Colombia

It has been three days since my return home to Boston from the beautiful land of Bogota, Colombia, where I went on a mission trip for 9 days with a group of parishioners from Grace Episcopal Church, where I have been working for the past year and a half. The descent into life's busyness, particularly with balancing my work at the church on the one hand and my work as a recruitment coordinator for Life Together on the other, has not been easy. My back still aches from hours of less-than-comfortable sitting on the airplane, my body is readjusting to American food, and it is difficult to stay fully alert without an extra cup of coffee... or two. That being said, I am currently basking in the afterglow of an evening spent telling stories and reflecting with my fellow mission trip companions at Grace's community dinner and adult education program tonight. It was a welcome reminder to me of the beautiful week that it was.

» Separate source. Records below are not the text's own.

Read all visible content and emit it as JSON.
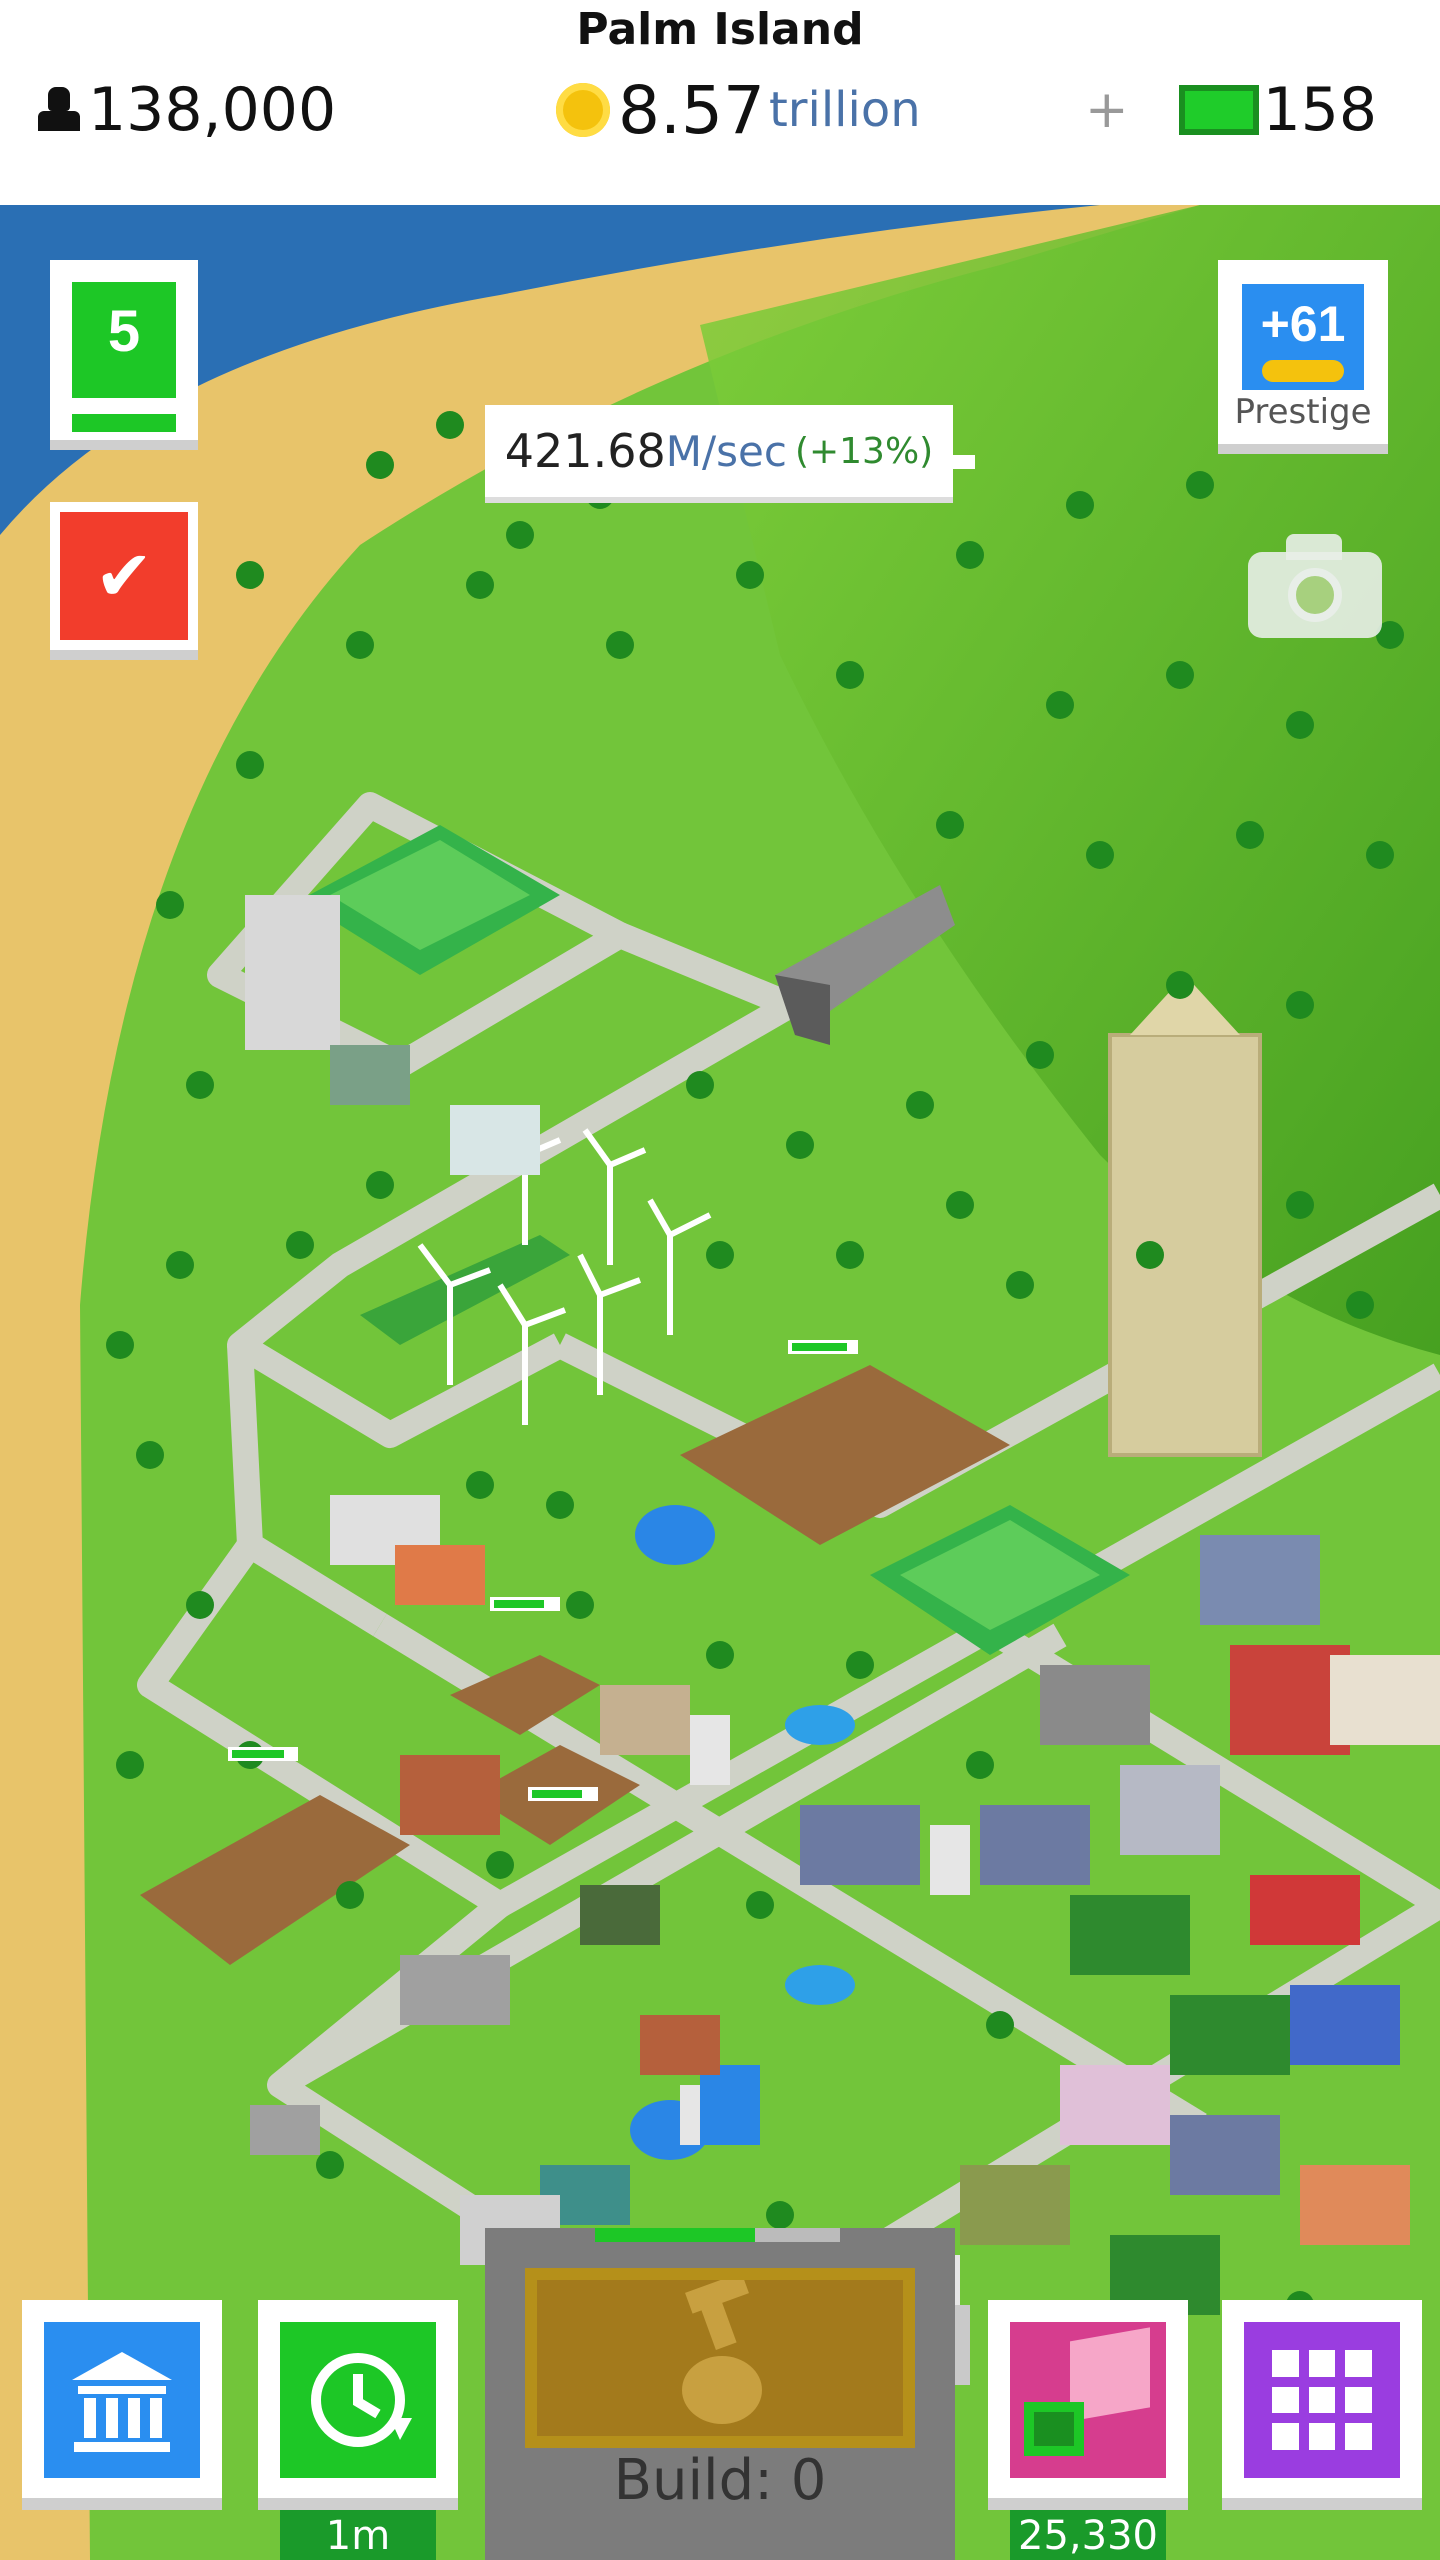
{
  "header": {
    "city_name": "Palm Island",
    "population": "138,000",
    "money_value": "8.57",
    "money_unit": "trillion",
    "plus_sign": "+",
    "cash": "158"
  },
  "income": {
    "value": "421.68",
    "unit": "M/sec",
    "boost": "(+13%)"
  },
  "level_badge": {
    "level": "5"
  },
  "prestige": {
    "value": "+61",
    "label": "Prestige"
  },
  "buttons": {
    "timer_label": "1m",
    "piggy_bank_label": "25,330",
    "build_label": "Build: 0"
  },
  "icons": {
    "population": "person-icon",
    "money": "coin-icon",
    "cash": "cash-bill-icon",
    "checklist": "checkmark-icon",
    "prestige": "key-icon",
    "camera": "camera-icon",
    "bank": "bank-icon",
    "timer": "clock-refresh-icon",
    "build": "hammer-hand-icon",
    "piggy_bank": "piggy-bank-icon",
    "menu": "grid-icon"
  },
  "colors": {
    "accent_green": "#1dc726",
    "accent_blue": "#2a8ef0",
    "accent_red": "#f23d2c",
    "accent_purple": "#9a3de0",
    "accent_pink": "#d63d8e",
    "money_unit_blue": "#4a72a8"
  }
}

I've been on my share of mission trips, beginning with trips to Appalachia and Juarez, Mexico during my early teenage years with my former Methodist church in Rockwall, Texas, and the familiar mantra "It's about building relationships" was one I was quite ready to embrace and, admittedly, perhaps toot my own horn about with my with Colombia mission trip compadres who did not have as much mission trip experience. 

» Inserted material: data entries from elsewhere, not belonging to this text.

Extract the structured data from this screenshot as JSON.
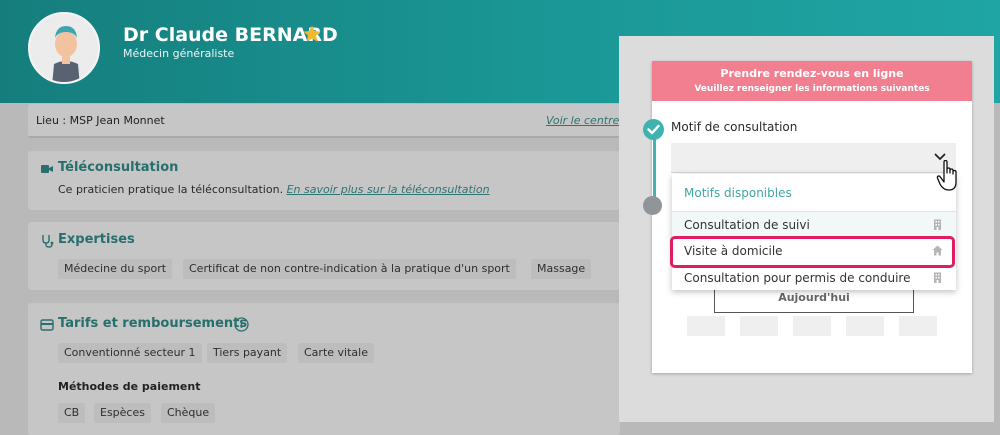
{
  "doctor": {
    "name": "Dr Claude BERNARD",
    "specialty": "Médecin généraliste"
  },
  "location": {
    "label": "Lieu : MSP Jean Monnet",
    "link": "Voir le centre"
  },
  "teleconsultation": {
    "title": "Téléconsultation",
    "text": "Ce praticien pratique la téléconsultation.",
    "link": "En savoir plus sur la téléconsultation"
  },
  "expertises": {
    "title": "Expertises",
    "chips": [
      "Médecine du sport",
      "Certificat de non contre-indication à la pratique d'un sport",
      "Massage"
    ]
  },
  "tarifs": {
    "title": "Tarifs et remboursements",
    "chips": [
      "Conventionné secteur 1",
      "Tiers payant",
      "Carte vitale"
    ],
    "payment_title": "Méthodes de paiement",
    "payment_chips": [
      "CB",
      "Espèces",
      "Chèque"
    ]
  },
  "booking": {
    "title": "Prendre rendez-vous en ligne",
    "subtitle": "Veuillez renseigner les informations suivantes",
    "motif_label": "Motif de consultation",
    "today_button": "Aujourd'hui",
    "dropdown": {
      "header": "Motifs disponibles",
      "options": [
        {
          "label": "Consultation de suivi",
          "icon": "building-icon"
        },
        {
          "label": "Visite à domicile",
          "icon": "home-icon"
        },
        {
          "label": "Consultation pour permis de conduire",
          "icon": "building-icon"
        }
      ]
    }
  },
  "colors": {
    "header_teal": "#1a9796",
    "booking_pink": "#f27f8f",
    "highlight": "#e01d5e"
  }
}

What I was not prepared for, however, was just how much this familiar phrase would become a self-fulfilling prophecy, and one that would ultimately transform me. The magnitude of the love poured out by the community at Church of the Divine Savior in San Rafael took me aback in a way that I can only describe for myself as a gift from God. The hugs goodbye during our closing celebration were not done out of politeness or nicety, nor were the tears staining the cheeks of not only me and my group as we drove away from the church for the last time, but also the precious children and women who prepared and served Colombian dishes to us all week, and those accompanying Padre Jose Romero's words of unity and love which transcends place and language. They were tears of bittersweet acknowledgment of the connection that happened across cultures, of an experience muy, muy rico (very rich). The impact of this connection struck me so fiercely as I sunk down on my bed after my overpriced cab ride home from Logan Airport that all I could do was cry, thinking to myself "these people live with real struggle... and yet they love so fully" as I stared at the photo of beloved 4-year old Simon, one of the Colombian children who had stolen our hearts, on my iPhone background. It is one of the more beautiful paradoxes of this life that has shown itself to me time and time again... this time with more conviction than ever before. 

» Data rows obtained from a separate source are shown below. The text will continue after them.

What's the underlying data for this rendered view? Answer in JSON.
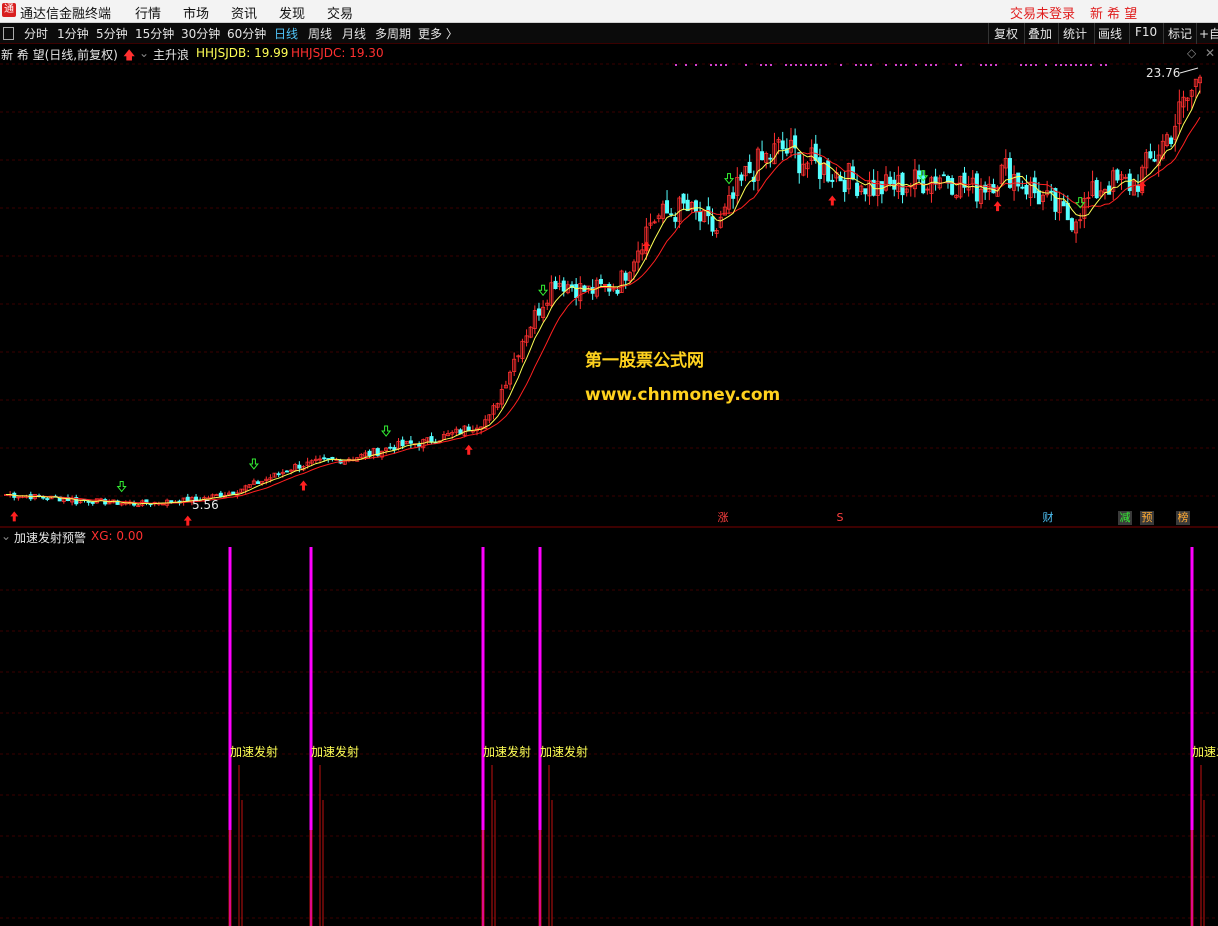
{
  "app": {
    "title": "通达信金融终端"
  },
  "menu": [
    "行情",
    "市场",
    "资讯",
    "发现",
    "交易"
  ],
  "status": {
    "login": "交易未登录",
    "stock_name": "新 希 望"
  },
  "periods": [
    "分时",
    "1分钟",
    "5分钟",
    "15分钟",
    "30分钟",
    "60分钟",
    "日线",
    "周线",
    "月线",
    "多周期",
    "更多 〉"
  ],
  "active_period": "日线",
  "right_tools": [
    "复权",
    "叠加",
    "统计",
    "画线",
    "F10",
    "标记",
    "+自"
  ],
  "main_chart": {
    "stock_label": "新 希 望(日线,前复权)",
    "indicator_name": "主升浪",
    "line1_label": "HHJSJDB: 19.99",
    "line2_label": "HHJSJDC: 19.30",
    "high_label": "23.76",
    "low_label": "5.56",
    "watermark_cn": "第一股票公式网",
    "watermark_url": "www.chnmoney.com",
    "event_markers": [
      "涨",
      "S",
      "财",
      "减",
      "预",
      "榜"
    ],
    "colors": {
      "up": "#ff3030",
      "down": "#54ffff",
      "ma_fast": "#ffff55",
      "ma_slow": "#ff2020",
      "buy_arrow": "#ff2020",
      "sell_arrow": "#33ee33"
    }
  },
  "sub_chart": {
    "indicator_name": "加速发射预警",
    "value_label": "XG: 0.00",
    "signal_label": "加速发射",
    "colors": {
      "signal": "#ff00ff",
      "label": "#ffff55"
    }
  },
  "chart_data": {
    "type": "candlestick",
    "price_high": 23.76,
    "price_low": 5.56,
    "close_series_approx": [
      6.0,
      5.9,
      5.8,
      5.7,
      5.6,
      5.7,
      5.8,
      6.1,
      6.6,
      7.2,
      7.4,
      7.6,
      8.0,
      8.2,
      8.6,
      9.2,
      12.5,
      15.0,
      14.5,
      14.8,
      17.5,
      18.0,
      17.0,
      19.5,
      20.5,
      19.8,
      19.3,
      18.8,
      19.0,
      19.4,
      18.7,
      19.6,
      18.5,
      17.5,
      19.0,
      19.0,
      21.0,
      23.5
    ],
    "signal_count": 5
  }
}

There was a real presence that I experienced during this week that I find myself longing for as I resume daily life in the United States. There were times when the group was not sure exactly what we were doing, how the heck we would translate "chuck key" in Spanish to the hardware store attendants down the hill, or how it was possible to be so out of breath from climbing up and down the church steps (oh wait..." it's the altitude!" we would suddenly remember). However, the relationships that were formed--accompanied by the work done, the Spanish spoken (however broken), and the prayers offered each morning and evening, went beyond words. The Grace Church group had arrived a group of perhaps over-eagerly benevolent gringo strangers, attempting to figure out a week's plans with people from an entirely different culture and in a country with such a difficult past, and we left with a dozen or more new friends, brothers, and sisters. It is with delight that we receive Facebook messages from our new friends, and excitedly anticipate their visit to our community next year. 

So much gratitude. 

Comments

  1. Thanks for such a nice account of your experience in Bogota. I can imagine how great it's impact on you.